Japan’s Favorite Historical Figure

I’d like to think that you all know who Nobunaga Oda was, but in case you don’t, here’s a crash course on him. Nobunaga was a daimyō (feudal lord) during Japan’s Sengoku period, specifically in the 1500s. During his rule, he had to fight off all sorts of invasions of his land, even by members of his own family.

However, that’s not why Nobunaga is famous. If I had to point to one thing which resulted in Nobunaga’s fame which continues to the present day, it’s how he revolutionized Japanese warfare. And this is something that Young Nobunaga does a pretty good job of illustrating.

A teenage Nobunaga aiming a musket from the anime series Gorgeous Butterfly: Young Nobunaga
A teenage Nobunaga aiming a musket

During his time, muskets were newly introduced in Japan. And if you know anything about muskets, especially cheap muskets, you’ll know they aren’t exactly the most accurate weapons. This is before rifling existed — the spiral grooves down a gun barrel which make the bullets fly straighter.

But, Nobunaga recognized the potential that muskets had. They were more powerful, had longer range, and most importantly, were more intimidating than bows. There were just three problems: the aforementioned accuracy, the reload time, and the price.

Fortunately for Nobunaga, he found a solution to all three problems — the mass production of cheap muskets. The price was reduced because they were low quality, and the vast number of muskets solved the other two issues.

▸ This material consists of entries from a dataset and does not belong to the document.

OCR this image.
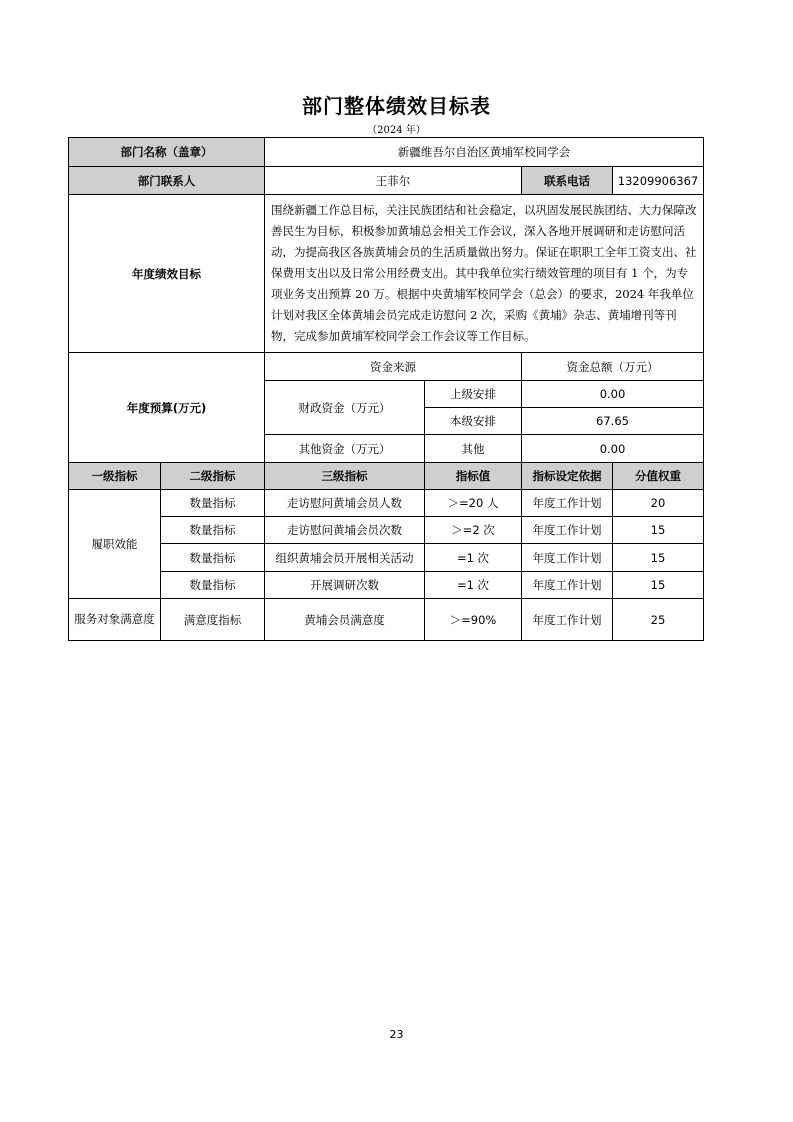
部门整体绩效目标表
（2024 年）
部门名称（盖章）		新疆维吾尔自治区黄埔军校同学会			
部门联系人		王菲尔		联系电话	13209906367
年度绩效目标		围绕新疆工作总目标，关注民族团结和社会稳定，以巩固发展民族团结、大力保障改善民生为目标，积极参加黄埔总会相关工作会议，深入各地开展调研和走访慰问活动，为提高我区各族黄埔会员的生活质量做出努力。保证在职职工全年工资支出、社保费用支出以及日常公用经费支出。其中我单位实行绩效管理的项目有 1 个，为专项业务支出预算 20 万。根据中央黄埔军校同学会（总会）的要求，2024 年我单位计划对我区全体黄埔会员完成走访慰问 2 次，采购《黄埔》杂志、黄埔增刊等刊物，完成参加黄埔军校同学会工作会议等工作目标。			
年度预算(万元)		资金来源		资金总额（万元）	
		财政资金（万元）	上级安排	0.00	
			本级安排	67.65	
		其他资金（万元）	其他	0.00	
一级指标	二级指标	三级指标	指标值	指标设定依据	分值权重
履职效能	数量指标	走访慰问黄埔会员人数	＞=20 人	年度工作计划	20
	数量指标	走访慰问黄埔会员次数	＞=2 次	年度工作计划	15
	数量指标	组织黄埔会员开展相关活动	=1 次	年度工作计划	15
	数量指标	开展调研次数	=1 次	年度工作计划	15
服务对象满意度	满意度指标	黄埔会员满意度	＞=90%	年度工作计划	25
23
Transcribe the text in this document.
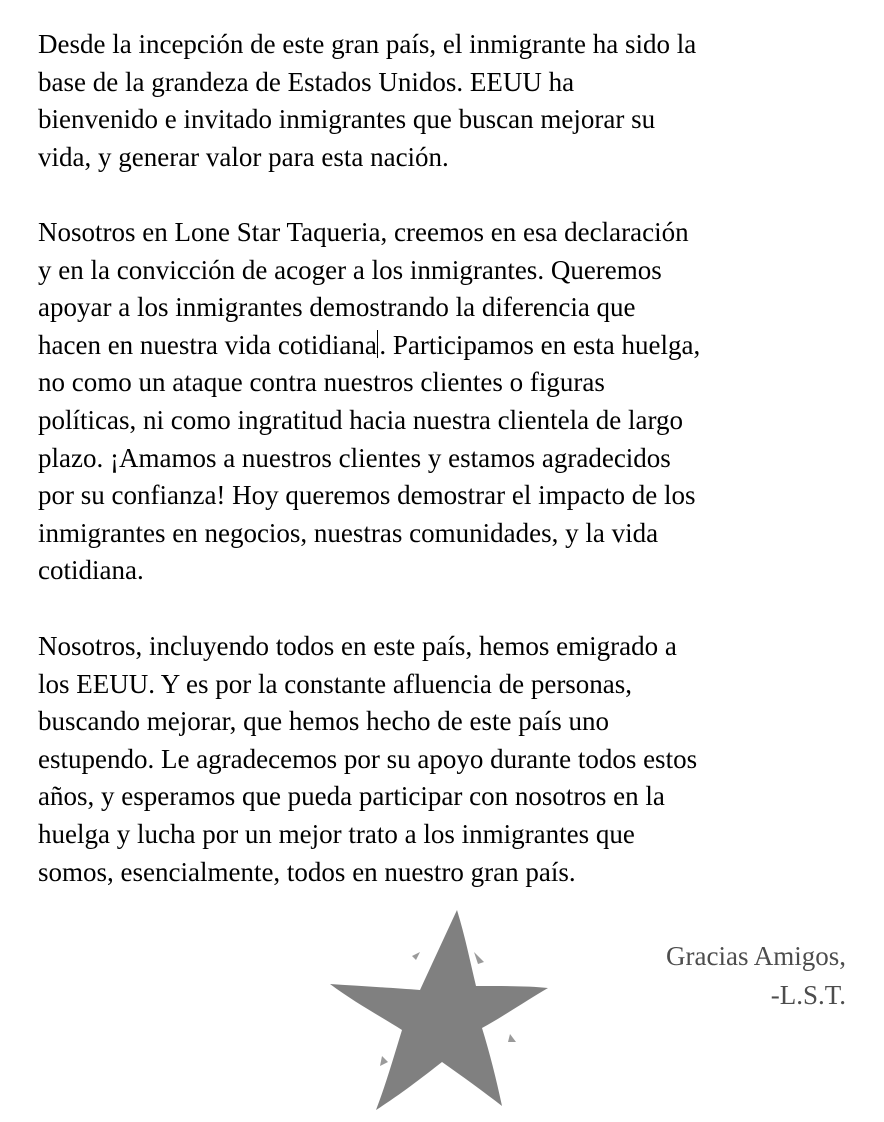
Desde la incepción de este gran país, el inmigrante ha sido la
base de la grandeza de Estados Unidos. EEUU ha
bienvenido e invitado inmigrantes que buscan mejorar su
vida, y generar valor para esta nación.
Nosotros en Lone Star Taqueria, creemos en esa declaración
y en la convicción de acoger a los inmigrantes. Queremos
apoyar a los inmigrantes demostrando la diferencia que
hacen en nuestra vida cotidiana. Participamos en esta huelga,
no como un ataque contra nuestros clientes o figuras
políticas, ni como ingratitud hacia nuestra clientela de largo
plazo. ¡Amamos a nuestros clientes y estamos agradecidos
por su confianza! Hoy queremos demostrar el impacto de los
inmigrantes en negocios, nuestras comunidades, y la vida
cotidiana.
Nosotros, incluyendo todos en este país, hemos emigrado a
los EEUU. Y es por la constante afluencia de personas,
buscando mejorar, que hemos hecho de este país uno
estupendo. Le agradecemos por su apoyo durante todos estos
años, y esperamos que pueda participar con nosotros en la
huelga y lucha por un mejor trato a los inmigrantes que
somos, esencialmente, todos en nuestro gran país.
Gracias Amigos,
-L.S.T.
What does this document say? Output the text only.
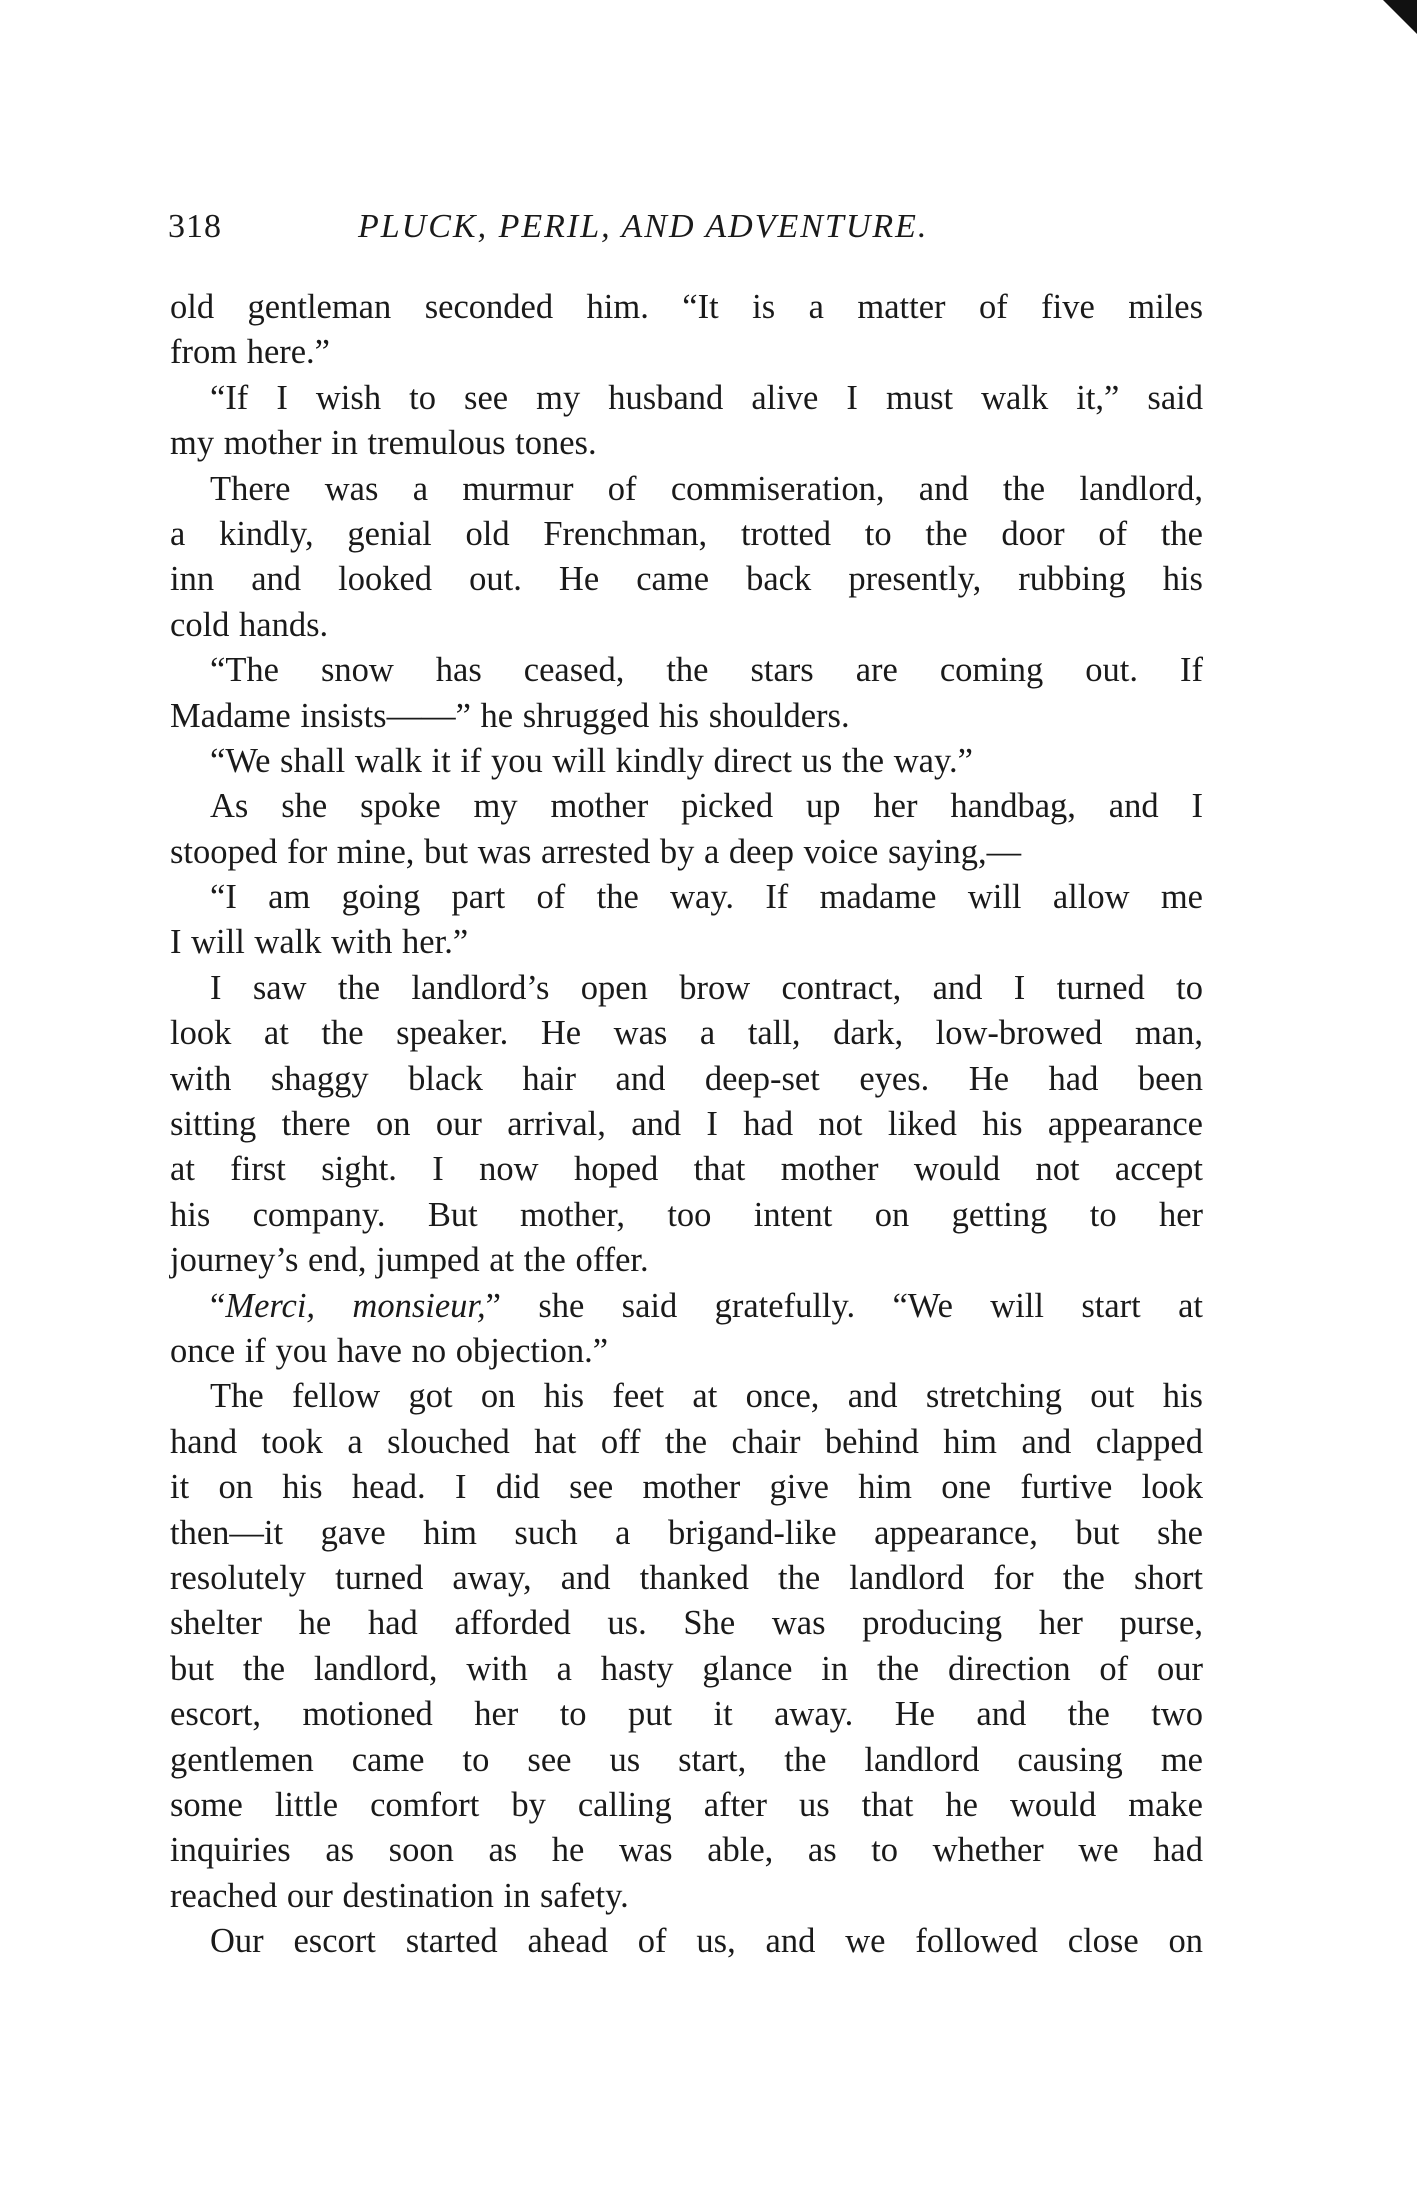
318	PLUCK, PERIL, AND ADVENTURE.
old gentleman seconded him. “It is a matter of five miles
from here.”
“If I wish to see my husband alive I must walk it,” said
my mother in tremulous tones.
There was a murmur of commiseration, and the landlord,
a kindly, genial old Frenchman, trotted to the door of the
inn and looked out. He came back presently, rubbing his
cold hands.
“The snow has ceased, the stars are coming out. If
Madame insists——” he shrugged his shoulders.
“We shall walk it if you will kindly direct us the way.”
As she spoke my mother picked up her handbag, and I
stooped for mine, but was arrested by a deep voice saying,—
“I am going part of the way. If madame will allow me
I will walk with her.”
I saw the landlord’s open brow contract, and I turned to
look at the speaker. He was a tall, dark, low-browed man,
with shaggy black hair and deep-set eyes. He had been
sitting there on our arrival, and I had not liked his appearance
at first sight. I now hoped that mother would not accept
his company. But mother, too intent on getting to her
journey’s end, jumped at the offer.
“Merci, monsieur,” she said gratefully. “We will start at
once if you have no objection.”
The fellow got on his feet at once, and stretching out his
hand took a slouched hat off the chair behind him and clapped
it on his head. I did see mother give him one furtive look
then—it gave him such a brigand-like appearance, but she
resolutely turned away, and thanked the landlord for the short
shelter he had afforded us. She was producing her purse,
but the landlord, with a hasty glance in the direction of our
escort, motioned her to put it away. He and the two
gentlemen came to see us start, the landlord causing me
some little comfort by calling after us that he would make
inquiries as soon as he was able, as to whether we had
reached our destination in safety.
Our escort started ahead of us, and we followed close on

To solve the issue of reloading, Nobunaga had his men line up in rows with the front man firing a musket, then passing it off to the man behind him. The second man would pass forward a loaded musket and reload the previously fired one. Also, when you’re firing thousands of muskets at once, they don’t need to be accurate.


Obviously the protagonist of this series is Nobunaga Oda himself. It follows him from childhood all the way into adulthood (I believe into his thirties). Over that course of time, we see how despite being renowned today as an excellent military leader, war was often his last resort.

When he needed to go to war, Nobunaga wasn’t one to shy away from it, even when it meant fighting his family. But at the same time, he always first sought to make peace through other means such as trade deals or arranged marriages.

An older Nobunaga leading his army in the rain from the anime series Gorgeous Butterfly: Young Nobunaga
An older Nobunaga leading his army in the rain

Nobunaga’s right hand man was Tsuneoki Ikeda. He not only led a portion of Nobunaga’s army into battle, but also served at his side for all important matters of state. Even when everyone else thought that Nobunaga was making rash decisions, Tsuneoki stood by him.

There’s also Nobukatsu Oda, one of Nobunaga’s younger brothers. For the second half of the series Nobukatsu is the major antagonist. Like I’ve mentioned, Nobunaga often had to fight against members of his own family, and this was because of various splits within the family.

First of all there was the main Oda clan and the side branches who were competing for power. Then, even among the main clan there were different factions formed depending on who they believed should become the next head of the clan.

The final character I want to mention is Nobunaga’s wife, Kichou — who also made an appearance in Nobunaga-sensei’s Young bride. Despite originally being married off to Nobunaga by her father as a way to take control of Nobunaga’s territory, Kichou eventually becomes one of his most loyal followers.


I ended up giving Gorgeous Butterfly: Young Nobunaga a 4/10. It’s not a very good anime despite the fact that the second half of the series picks up and becomes much more interesting. And even if the entire series was like the second half, I still think it would only be up to a 6.

The OP and ED for this series were both actually better than the series itself as far as I’m concerned. Neither were really all that great, but they had good songs and pretty decent visuals. You can’t really ask for much more from a 4/10 series.